Yesterday I ran into a guy in the neighborhood who helps teach a class at the local college on mindfulness, through tai chi practice.  His class isn’t open to non-students, unfortunately, but I mentioned Standing Bear to him, and he’s interested.  We made a tentative commitment to learn this qi gong form together this summer.  We’ll see if we can make that happen; I’d like to work with a partner from time to time.  One of the things I appreciate about the Standing Bear videos I’ve watched so far is that it seems to engage the lower body, the legs, far more than the three movement-forms I know already. Mostly in Five Golden Coins and Eight Pieces of Silk, I just stand in horse stance and move from the waist and up; Standing Bear seems to involve a lot more movement below the waist, and I definitely need to engage my legs more in my movements.  It also represents an increase in dynamic, as opposed to static or standing, balance.

My own tai chi practice this morning was not particularly challenging.  Breathing was good and regular, movement was good but a little fast, pelvis was properly tilted for the most part, and generally I stood in the right way and moved through the postures appropriately.  My first spin, right after Golden Pheasants, was a little heavy and there’s some post-movement tension in the left ankle.

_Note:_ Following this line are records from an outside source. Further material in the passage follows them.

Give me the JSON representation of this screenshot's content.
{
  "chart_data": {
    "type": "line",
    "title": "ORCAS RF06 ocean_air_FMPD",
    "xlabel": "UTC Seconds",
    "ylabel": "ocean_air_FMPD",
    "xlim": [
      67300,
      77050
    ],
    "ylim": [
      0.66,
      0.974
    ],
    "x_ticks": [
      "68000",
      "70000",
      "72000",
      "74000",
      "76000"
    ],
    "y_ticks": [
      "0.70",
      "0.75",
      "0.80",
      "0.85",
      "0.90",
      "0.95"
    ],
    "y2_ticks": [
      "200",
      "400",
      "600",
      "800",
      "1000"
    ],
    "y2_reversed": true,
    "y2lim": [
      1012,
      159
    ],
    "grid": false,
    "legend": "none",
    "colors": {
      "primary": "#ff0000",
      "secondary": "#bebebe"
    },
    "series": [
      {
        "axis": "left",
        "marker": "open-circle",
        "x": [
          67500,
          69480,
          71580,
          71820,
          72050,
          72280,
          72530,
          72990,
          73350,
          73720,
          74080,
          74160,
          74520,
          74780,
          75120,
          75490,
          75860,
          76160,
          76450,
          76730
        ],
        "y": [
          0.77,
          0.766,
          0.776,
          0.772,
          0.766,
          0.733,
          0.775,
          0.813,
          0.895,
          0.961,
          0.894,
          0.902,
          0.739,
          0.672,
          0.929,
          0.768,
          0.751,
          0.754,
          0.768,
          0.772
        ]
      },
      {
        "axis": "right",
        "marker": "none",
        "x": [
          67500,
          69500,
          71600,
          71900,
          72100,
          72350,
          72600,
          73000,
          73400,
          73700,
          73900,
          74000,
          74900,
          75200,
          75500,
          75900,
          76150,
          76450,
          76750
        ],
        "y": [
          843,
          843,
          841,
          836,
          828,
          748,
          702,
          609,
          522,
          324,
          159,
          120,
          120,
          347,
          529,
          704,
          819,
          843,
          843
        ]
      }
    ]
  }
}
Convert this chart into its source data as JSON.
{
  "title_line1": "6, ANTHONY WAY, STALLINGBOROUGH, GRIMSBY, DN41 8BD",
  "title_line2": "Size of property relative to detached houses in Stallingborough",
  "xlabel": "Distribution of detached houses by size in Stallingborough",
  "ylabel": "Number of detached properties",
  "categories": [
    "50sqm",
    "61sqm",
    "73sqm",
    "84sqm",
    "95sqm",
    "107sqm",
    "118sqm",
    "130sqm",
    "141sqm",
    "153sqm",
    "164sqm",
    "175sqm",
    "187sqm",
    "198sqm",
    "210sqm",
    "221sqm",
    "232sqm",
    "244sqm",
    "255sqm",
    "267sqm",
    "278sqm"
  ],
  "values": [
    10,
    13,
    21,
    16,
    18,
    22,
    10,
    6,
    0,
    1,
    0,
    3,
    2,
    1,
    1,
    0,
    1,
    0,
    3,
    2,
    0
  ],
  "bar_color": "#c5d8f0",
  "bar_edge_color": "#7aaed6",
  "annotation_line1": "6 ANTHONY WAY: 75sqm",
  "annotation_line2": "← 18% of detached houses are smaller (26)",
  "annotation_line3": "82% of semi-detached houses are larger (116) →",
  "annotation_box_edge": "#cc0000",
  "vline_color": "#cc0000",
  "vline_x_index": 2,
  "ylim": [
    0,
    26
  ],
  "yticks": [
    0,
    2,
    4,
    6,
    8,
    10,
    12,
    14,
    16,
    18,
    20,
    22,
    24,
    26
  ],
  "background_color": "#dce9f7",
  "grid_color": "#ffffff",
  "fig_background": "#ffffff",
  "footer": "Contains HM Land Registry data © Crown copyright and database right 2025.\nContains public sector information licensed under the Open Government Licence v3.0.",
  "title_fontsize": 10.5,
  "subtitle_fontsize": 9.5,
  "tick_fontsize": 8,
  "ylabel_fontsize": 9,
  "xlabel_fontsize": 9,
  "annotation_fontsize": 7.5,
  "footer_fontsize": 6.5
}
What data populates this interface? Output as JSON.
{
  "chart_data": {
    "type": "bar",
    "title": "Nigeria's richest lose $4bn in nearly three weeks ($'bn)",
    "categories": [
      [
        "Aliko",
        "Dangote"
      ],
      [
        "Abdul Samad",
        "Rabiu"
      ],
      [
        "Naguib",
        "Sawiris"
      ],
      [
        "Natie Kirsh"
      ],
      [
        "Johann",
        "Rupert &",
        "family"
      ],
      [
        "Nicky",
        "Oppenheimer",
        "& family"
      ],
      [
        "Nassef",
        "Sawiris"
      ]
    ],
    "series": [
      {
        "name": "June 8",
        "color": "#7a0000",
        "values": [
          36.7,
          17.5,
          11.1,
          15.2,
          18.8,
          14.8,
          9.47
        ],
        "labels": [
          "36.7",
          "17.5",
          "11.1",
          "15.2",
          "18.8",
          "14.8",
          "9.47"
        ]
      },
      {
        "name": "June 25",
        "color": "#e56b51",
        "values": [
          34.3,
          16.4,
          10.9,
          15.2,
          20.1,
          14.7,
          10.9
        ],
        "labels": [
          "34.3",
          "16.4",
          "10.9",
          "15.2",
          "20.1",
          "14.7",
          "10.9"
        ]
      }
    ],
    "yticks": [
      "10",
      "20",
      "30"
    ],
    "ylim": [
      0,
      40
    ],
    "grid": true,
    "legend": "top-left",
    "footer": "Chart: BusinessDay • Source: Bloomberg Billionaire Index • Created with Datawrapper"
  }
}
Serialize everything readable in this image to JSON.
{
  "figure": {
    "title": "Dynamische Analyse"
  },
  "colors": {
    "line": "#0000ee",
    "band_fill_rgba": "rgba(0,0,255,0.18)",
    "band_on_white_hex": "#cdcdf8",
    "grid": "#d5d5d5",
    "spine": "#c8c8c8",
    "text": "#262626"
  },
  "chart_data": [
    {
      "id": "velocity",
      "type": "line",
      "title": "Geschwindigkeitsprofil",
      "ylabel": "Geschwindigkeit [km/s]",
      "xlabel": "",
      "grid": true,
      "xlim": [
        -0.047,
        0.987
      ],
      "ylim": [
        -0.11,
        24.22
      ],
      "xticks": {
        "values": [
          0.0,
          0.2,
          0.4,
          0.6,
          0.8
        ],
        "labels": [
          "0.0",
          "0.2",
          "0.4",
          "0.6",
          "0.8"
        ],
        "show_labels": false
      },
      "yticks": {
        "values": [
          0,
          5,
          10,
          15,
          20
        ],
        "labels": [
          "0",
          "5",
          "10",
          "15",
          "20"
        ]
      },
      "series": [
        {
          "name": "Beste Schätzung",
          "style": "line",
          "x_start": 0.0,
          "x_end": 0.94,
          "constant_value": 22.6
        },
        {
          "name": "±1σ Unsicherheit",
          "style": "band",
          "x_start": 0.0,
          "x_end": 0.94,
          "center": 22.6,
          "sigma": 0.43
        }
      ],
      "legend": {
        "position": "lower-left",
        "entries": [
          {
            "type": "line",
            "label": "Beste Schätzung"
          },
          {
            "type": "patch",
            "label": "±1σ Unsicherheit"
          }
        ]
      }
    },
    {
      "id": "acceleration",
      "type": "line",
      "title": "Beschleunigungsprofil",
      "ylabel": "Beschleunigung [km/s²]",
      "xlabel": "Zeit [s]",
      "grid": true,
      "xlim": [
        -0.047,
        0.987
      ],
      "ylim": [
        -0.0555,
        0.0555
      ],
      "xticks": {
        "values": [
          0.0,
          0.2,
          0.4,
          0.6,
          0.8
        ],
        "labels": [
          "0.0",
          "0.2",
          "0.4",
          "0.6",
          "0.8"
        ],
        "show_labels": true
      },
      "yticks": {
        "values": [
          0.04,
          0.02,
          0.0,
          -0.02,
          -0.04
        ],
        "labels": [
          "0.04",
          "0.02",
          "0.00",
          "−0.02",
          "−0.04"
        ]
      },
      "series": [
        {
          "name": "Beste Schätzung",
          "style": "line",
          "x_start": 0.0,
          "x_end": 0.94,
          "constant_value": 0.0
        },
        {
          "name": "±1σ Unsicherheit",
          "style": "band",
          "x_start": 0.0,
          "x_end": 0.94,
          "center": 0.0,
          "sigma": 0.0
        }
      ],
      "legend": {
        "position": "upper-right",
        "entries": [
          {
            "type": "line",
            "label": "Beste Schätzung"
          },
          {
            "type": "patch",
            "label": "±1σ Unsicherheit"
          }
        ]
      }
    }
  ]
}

It occurred to me that the tai chi form I know involves a lot of movement to the right. The first movement is to the right.  The first steps are to the right.  The body is turned to the right again after Stands like tree, and one advances in attack posture to the right after that.  One Spreads Hands Like Fan to the left, but then the whole next series of movements is a series of attacks to the right, a clockwise turn (or a turn to the right), and then a series of attacks to the new right.  And I wonder how I would go about learning or developing a counter-clockwise series of movements that served as the counter-movement to the main form.  Is it a thing worth doing?  How does one go about developing a counter-clockwise tai chi form that works the other side of the body?